Mein Vater soll endlich sterben
Ich (w/20), Medizinstudentin, habe vor rund einem Monat meinen leiblichen Vater kennengelernt. Er ist im Ausland wohnhaft und ein Freund von ihm hat mich gesucht und gefunden. Die Freude wehrte allerdings nur kurz, denn ich wurde dessen unterrichtet, dass mein Vater sterbenskrank ist und sein letzter Wunsch es wäre, mich wiederzusehen. Nach langem Zögern beschloss ich, diese Reise anzutreten und ihn zu besuchen. Es war echt grauenhaft, den Vater so schwer krank, gebunden an das Spitalbett, zu sehen. Die hygienischen Verhältnisse waren widerlich und auch er sah erschreckend aus. Ich schämte mich, mit ihm verwandt zu sein. Doch überspielte ich dieses Gefühl und gönnte ihm seinen letzten Wunsch, mich zu sehen. Mir war das sichtlich unangenehm, diese Seite der Familie kennenzulernen. Um die dreißig Menschen versammelten sich, um mich zu treffen.

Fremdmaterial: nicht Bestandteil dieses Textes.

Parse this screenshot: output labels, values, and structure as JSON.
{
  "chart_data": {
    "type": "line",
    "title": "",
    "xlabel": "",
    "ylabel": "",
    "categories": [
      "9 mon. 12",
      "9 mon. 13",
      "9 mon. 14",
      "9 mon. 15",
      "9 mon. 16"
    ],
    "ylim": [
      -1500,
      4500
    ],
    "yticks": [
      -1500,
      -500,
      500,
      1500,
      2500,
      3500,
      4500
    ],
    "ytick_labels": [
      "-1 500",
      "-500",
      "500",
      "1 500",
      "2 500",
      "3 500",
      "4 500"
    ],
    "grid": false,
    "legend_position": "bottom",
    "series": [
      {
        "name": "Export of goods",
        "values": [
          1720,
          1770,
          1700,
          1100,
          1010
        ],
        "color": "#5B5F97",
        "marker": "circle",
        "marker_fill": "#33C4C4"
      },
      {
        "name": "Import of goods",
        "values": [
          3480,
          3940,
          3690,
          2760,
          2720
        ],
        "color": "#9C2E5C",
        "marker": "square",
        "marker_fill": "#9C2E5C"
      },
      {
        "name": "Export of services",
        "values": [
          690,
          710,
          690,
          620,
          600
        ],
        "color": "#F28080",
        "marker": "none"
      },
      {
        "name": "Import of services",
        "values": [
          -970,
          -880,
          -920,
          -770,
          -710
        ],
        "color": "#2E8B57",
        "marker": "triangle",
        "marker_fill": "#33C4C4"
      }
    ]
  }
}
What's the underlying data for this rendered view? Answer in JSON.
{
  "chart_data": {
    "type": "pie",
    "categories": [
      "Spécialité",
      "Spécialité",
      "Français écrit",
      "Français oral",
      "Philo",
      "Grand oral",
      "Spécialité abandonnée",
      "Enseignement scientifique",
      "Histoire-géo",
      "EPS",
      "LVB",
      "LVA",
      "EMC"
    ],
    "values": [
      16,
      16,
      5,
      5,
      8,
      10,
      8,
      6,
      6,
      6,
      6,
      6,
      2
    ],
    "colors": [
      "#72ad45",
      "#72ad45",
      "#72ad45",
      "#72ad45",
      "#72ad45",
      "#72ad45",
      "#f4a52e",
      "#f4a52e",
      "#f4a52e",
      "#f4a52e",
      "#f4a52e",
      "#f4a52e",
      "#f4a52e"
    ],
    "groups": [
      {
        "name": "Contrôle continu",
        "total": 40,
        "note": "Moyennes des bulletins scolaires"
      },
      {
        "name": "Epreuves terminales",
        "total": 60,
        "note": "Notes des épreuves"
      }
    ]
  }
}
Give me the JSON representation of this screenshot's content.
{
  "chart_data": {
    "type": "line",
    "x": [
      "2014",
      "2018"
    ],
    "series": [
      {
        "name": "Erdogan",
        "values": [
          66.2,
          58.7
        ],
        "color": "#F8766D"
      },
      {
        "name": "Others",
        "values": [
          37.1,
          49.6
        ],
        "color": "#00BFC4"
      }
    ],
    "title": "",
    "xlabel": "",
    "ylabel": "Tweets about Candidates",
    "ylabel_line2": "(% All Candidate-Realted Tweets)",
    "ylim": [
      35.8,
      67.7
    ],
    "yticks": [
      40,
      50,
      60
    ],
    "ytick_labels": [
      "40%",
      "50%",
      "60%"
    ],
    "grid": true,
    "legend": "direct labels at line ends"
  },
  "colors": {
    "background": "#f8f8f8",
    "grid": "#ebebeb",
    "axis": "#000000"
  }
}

Der Arzt erklärte mir, dass er Bauchspeicheldrüsenkrebs im Endstadion hat und zeigte mir auch die Aufnahmen. Ich muss sagen, ich habe erst gerade mit dem Studium angefangen, aber war doch sehr überrascht, wie groß der Tumor ist. Die Verwandten machten sich viele Hoffnungen, dass er das doch überleben könnte. Ich hoffe, er stirbt. Ich habe ihnen gesagt, dass er inoperabel ist, was auch stimmt, und dass es keine Chance gibt und dass sie ihn sterben lassen sollten. Ich habe jede Möglichkeit genutzt, um ihnen klar zu machen, dass sie ihn nicht noch länger leiden lassen sollten und es Zeit für ihn ist, zu sterben. Doch ich stieß nur auf taube Ohren. So hoffe ich jeden Tag, dass mein Vater stirbt. Ich fühle mich so schlecht deswegen. Darf man sich den Tod eines Anderen wünschen? Ich möchte mich nicht rechtfertigen, aber er sah so schlimm aus.

Beichthaus.com Beichte #00030842 vom 01.03.2013 um 11:37:36 Uhr in Cornberg (30 Kommentare).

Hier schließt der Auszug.